Ainsi, les femmes agissent pour leur intérêt propre tout en agissant pour l’intérêt global de leur communauté. Bien sûr, ce féminisme n’a pas le caractère absolu d’un féminisme radical, mais j’ai bien dit tout à l’heure que je parlais d’un point de vue matérialiste. Les femmes de l’immigration, majoritairement pauvres, sont dépendantes des solidarités familiales et communautaires, c’est pourquoi, elles ne peuvent pas se permettre le luxe de la rupture. J’ai parlé du voile, mais moi qui ne suis pas voilée, j’ai suivi le même parcours. J’ai toujours négocié avec le pouvoir masculin of color car je n’avais pas d’autres moyens (en tant que prolo, indigène et femme) car ne pas le faire signifiait tout simplement complicité avec les blancs contre ma communauté, rupture avec ma famille, et une plus grande insécurité sociale. Le prix à payer est beaucoup trop élevé. Nous ne sommes pas des héroïnes.

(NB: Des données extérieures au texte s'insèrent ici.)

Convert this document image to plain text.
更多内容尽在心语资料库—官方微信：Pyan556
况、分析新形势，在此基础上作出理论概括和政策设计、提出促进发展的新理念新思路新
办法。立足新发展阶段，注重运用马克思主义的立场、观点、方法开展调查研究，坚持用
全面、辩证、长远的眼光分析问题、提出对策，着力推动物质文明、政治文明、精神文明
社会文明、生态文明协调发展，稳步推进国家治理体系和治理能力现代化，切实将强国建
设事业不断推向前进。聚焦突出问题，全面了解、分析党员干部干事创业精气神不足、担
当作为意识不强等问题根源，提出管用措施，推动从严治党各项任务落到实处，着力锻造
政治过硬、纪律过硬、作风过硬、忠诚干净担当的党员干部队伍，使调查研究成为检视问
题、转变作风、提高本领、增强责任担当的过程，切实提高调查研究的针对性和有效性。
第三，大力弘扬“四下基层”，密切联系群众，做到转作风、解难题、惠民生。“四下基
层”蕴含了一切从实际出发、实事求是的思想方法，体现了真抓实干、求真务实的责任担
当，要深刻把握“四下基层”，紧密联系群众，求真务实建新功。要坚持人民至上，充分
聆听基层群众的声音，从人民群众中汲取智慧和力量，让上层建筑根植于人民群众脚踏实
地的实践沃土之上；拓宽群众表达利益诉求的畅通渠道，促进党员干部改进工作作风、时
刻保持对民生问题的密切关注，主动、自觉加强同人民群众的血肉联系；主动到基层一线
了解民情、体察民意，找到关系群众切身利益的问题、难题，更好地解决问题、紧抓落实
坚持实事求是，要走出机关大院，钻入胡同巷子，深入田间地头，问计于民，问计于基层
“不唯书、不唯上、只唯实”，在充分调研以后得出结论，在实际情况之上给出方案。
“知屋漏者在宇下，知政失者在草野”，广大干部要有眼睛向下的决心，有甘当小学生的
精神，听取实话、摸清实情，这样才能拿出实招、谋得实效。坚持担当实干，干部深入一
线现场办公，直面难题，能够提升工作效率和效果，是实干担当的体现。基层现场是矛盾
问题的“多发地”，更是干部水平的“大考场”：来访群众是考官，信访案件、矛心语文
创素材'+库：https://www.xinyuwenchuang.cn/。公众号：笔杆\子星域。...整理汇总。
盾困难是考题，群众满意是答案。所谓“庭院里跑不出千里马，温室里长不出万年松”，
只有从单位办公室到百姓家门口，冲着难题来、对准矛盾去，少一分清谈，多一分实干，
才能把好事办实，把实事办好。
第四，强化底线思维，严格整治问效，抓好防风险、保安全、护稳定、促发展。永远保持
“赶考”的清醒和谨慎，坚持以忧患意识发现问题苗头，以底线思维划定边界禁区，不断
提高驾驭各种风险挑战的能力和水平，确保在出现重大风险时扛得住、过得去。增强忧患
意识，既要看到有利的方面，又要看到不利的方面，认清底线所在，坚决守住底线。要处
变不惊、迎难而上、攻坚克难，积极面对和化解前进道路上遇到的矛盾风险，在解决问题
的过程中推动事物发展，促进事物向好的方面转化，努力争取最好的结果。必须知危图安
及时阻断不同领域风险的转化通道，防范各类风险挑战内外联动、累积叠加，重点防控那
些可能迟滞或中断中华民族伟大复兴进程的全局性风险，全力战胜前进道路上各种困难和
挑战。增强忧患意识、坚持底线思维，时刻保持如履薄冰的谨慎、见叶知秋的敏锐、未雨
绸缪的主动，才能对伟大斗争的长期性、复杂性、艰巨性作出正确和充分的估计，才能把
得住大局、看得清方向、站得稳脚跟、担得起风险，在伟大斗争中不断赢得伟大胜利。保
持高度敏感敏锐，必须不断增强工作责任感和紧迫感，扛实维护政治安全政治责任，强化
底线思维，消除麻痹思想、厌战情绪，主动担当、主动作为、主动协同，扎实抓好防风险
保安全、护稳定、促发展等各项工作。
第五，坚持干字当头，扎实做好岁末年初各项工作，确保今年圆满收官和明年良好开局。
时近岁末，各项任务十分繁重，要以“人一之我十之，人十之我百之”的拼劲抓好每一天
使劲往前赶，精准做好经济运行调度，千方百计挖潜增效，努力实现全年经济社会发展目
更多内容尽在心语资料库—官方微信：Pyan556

Ainsi, la formule politique qui se dégage de tout cela, n’est pas d’affirmer l’entre soi des femmes mais celui du tous ensemble indigène. Il ne suffit pas d’articuler mécaniquement et explicitement féminisme et antiracisme pour libérer les femmes. Il faut adapter sa politique aux contraintes des femmes. C’est pourquoi, il faut affirmer d’abord l’antiracisme contre l’ennemi principal blanc (car la question est à la fois consensuelle et partagée) et mettre en place des stratégies propres à l’intérieur des communautés dominées racialement en vue de sauver la coexistence communautaire et de préserver les libertés individuelles, c’est-à-dire en jouant les équilibres et en intégrant la hiérarchie entre ennemi principal et ennemi secondaire.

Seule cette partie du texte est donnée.